14 Nous avons en Dieu cette assurance que, si nous demandons quelque chose selon sa volonté, il nous écoute. |
15 Et si nous savons qu’il nous écoute en tout ce que nous lui demandons, nous savons que nous possédons ce que nous lui avons demandé. |
Les paroles de Jean sur le fait de recevoir de Dieu, par Jésus-Christ, ce que nous demandons peuvent paraître excessivement optimistes. En effet, presque tout chrétien a fait l'expérience de demandes restées sans réponse, qu'il adressait à Dieu, au Christ, sans recevoir aucune réponse ou en recevant une autre que celle qu'il attendait et espérait. Pourtant, une telle expérience caractérise moins la disponibilité de Dieu ou l'attitude du Sauveur à notre égard que notre propre état spirituel. Dans ce contexte, les paroles sur la foi peuvent sembler rebattues, mais elles n'en demeurent pas moins profondément vraies.

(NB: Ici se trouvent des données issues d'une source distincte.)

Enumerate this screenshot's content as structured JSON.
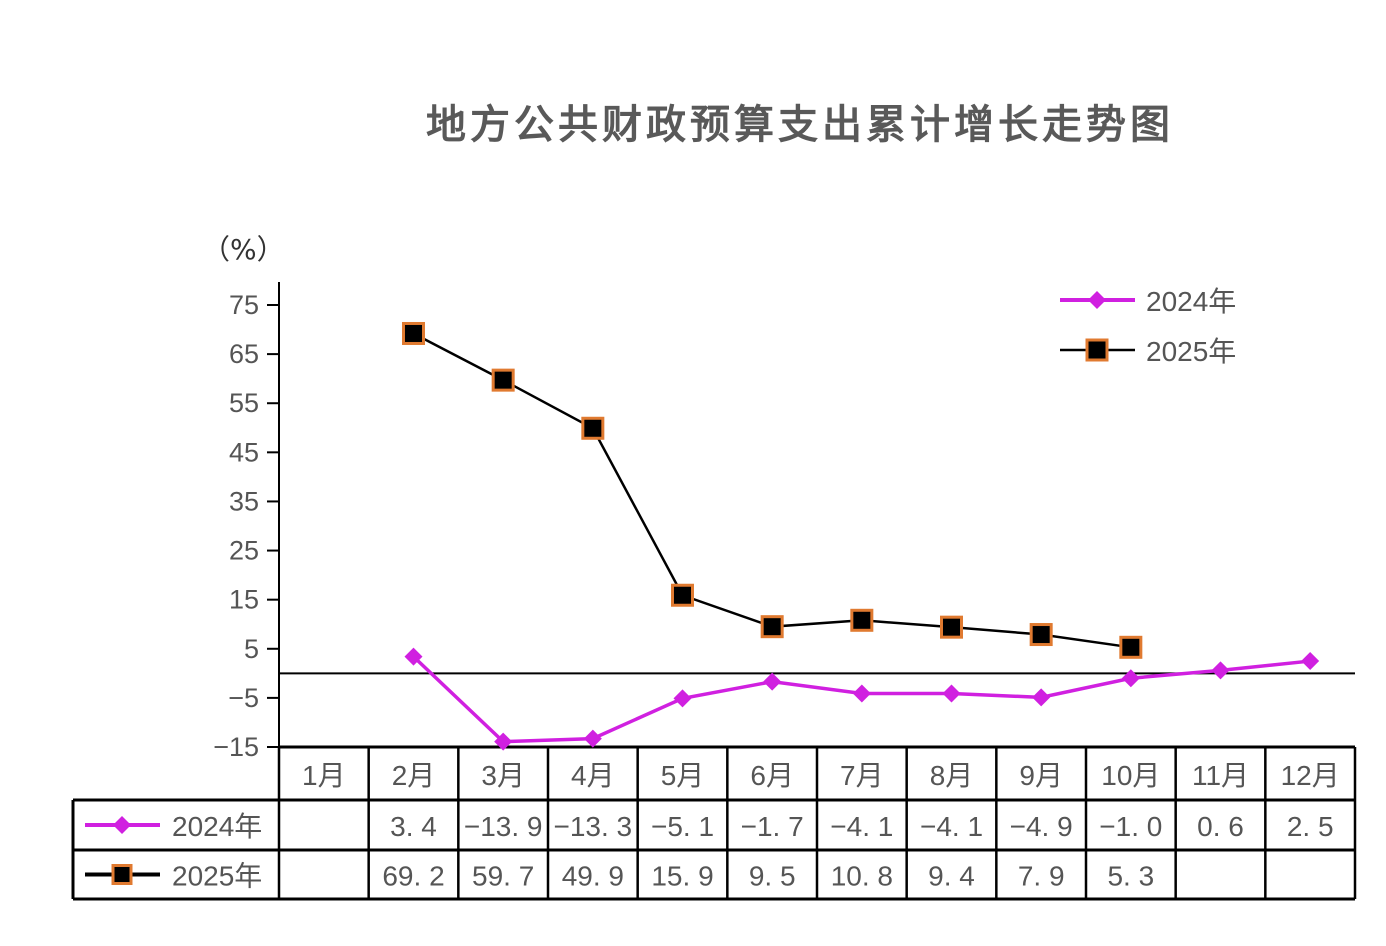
{
  "chart_data": {
    "type": "line",
    "title": "地方公共财政预算支出累计增长走势图",
    "ylabel": "（%）",
    "categories": [
      "1月",
      "2月",
      "3月",
      "4月",
      "5月",
      "6月",
      "7月",
      "8月",
      "9月",
      "10月",
      "11月",
      "12月"
    ],
    "yticks": [
      75,
      65,
      55,
      45,
      35,
      25,
      15,
      5,
      -5,
      -15
    ],
    "ylim": [
      -15,
      80
    ],
    "legend_position": "top-right",
    "data_table": true,
    "series": [
      {
        "name": "2024年",
        "color": "#d020e0",
        "marker": "diamond",
        "values": [
          null,
          3.4,
          -13.9,
          -13.3,
          -5.1,
          -1.7,
          -4.1,
          -4.1,
          -4.9,
          -1.0,
          0.6,
          2.5
        ]
      },
      {
        "name": "2025年",
        "color": "#000000",
        "marker_edge": "#e07a30",
        "marker": "square",
        "values": [
          null,
          69.2,
          59.7,
          49.9,
          15.9,
          9.5,
          10.8,
          9.4,
          7.9,
          5.3,
          null,
          null
        ]
      }
    ]
  }
}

Il s'agit, bien sûr, de la foi comme confiance en Dieu, et non comme système d'idées et de convictions dont une personne est certaine. C'est bien la question de la confiance qui est ici essentielle. La confiance n'ouvre pas seulement à l'homme la porte de la communion avec Dieu ; elle transforme dans une certaine mesure la réalité dans laquelle il vit et avec laquelle il est en relation. En effet, aujourd'hui, même les scientifiques sont de plus en plus convaincus que toute réalité n'est réelle que dans la mesure où elle est observée et possède donc un observateur. L'univers ne peut exister que s'il existe aussi un Observateur absolu.

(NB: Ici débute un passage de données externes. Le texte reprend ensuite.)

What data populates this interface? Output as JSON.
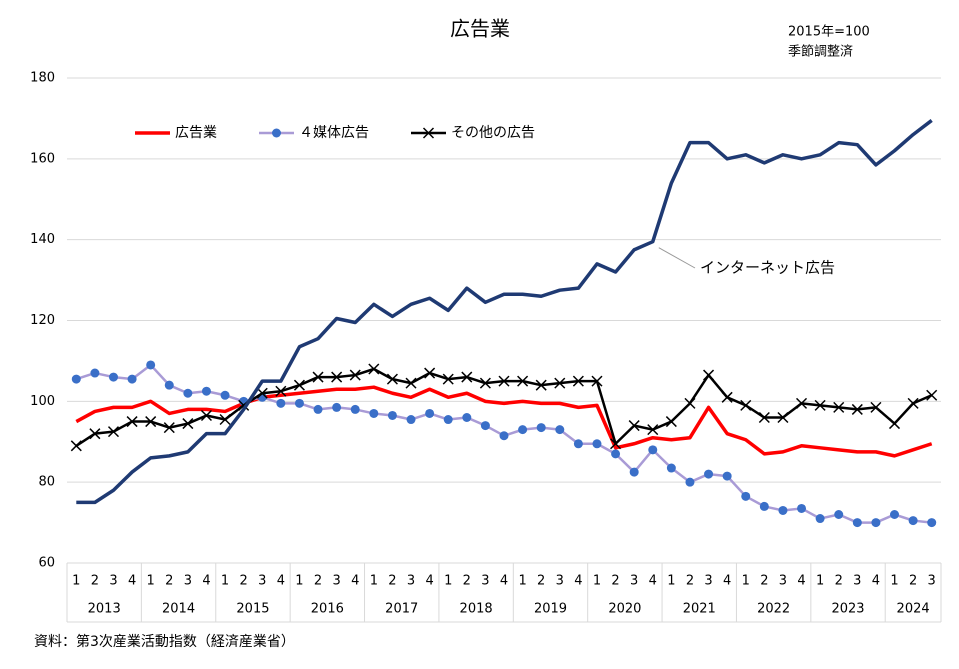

Ce postulat ne serait qu'une variante de plus de la preuve cosmologique de l'existence de Dieu s'il ne concernait également l'être humain et, plus généralement, tout être spirituel doué de conscience de soi et porteur d'une volonté libre. Tout être de ce genre, et donc toute personne, crée sa propre réalité, qui est réelle exactement dans la mesure où sa vie spirituelle, et sa vie tout entière, approche de la plénitude. Dieu seul possède la plénitude absolue de l'être et de la vie, et la vie de l'homme est pleine dans la mesure où elle est unie à la vie de Dieu.
C'est ici que la foi-confiance joue un rôle décisif : elle unit deux volontés, celle de Dieu et celle de l'homme, créant un unique espace divino-humain d'être et de vie, et donc une unique réalité divino-humaine. C'est dans cette réalité divino-humaine qu'existe ce dont parle l'apôtre : la volonté de Dieu et celle de l'homme y coïncident, Dieu et l'homme créent ensemble ce qui s'y produit, et les demandes de l'homme sont exaucées sans réserve, exactement dans la mesure où elles coïncident sans réserve avec le dessein de Dieu sur la vie humaine.
14 Nous avons en Dieu cette assurance que, si nous demandons quelque chose selon sa volonté, il nous écoute. |
15 Et si nous savons qu’il nous écoute en tout ce que nous lui demandons, nous savons que nous possédons ce que nous lui avons demandé. |
Les paroles de Jean sur le fait de recevoir de Dieu ce que l'on demande par Jésus-Christ peuvent paraître trop optimistes. En effet, presque tout chrétien a certainement l'expérience de demandes non exaucées qu'il avait adressées à Dieu, qu'il avait adressées au Christ, sans recevoir de réponse du tout ou en recevant une réponse autre que celle sur laquelle il comptait et qu'il espérait. Pourtant, une telle expérience caractérise moins la réceptivité de Dieu ou l'attitude du Sauveur envers nous que notre propre état spirituel. Les paroles sur la foi sonnent, dans un tel contexte, comme des formules classiques, mais elles n'en cessent pas pour autant d'être profondément vraies.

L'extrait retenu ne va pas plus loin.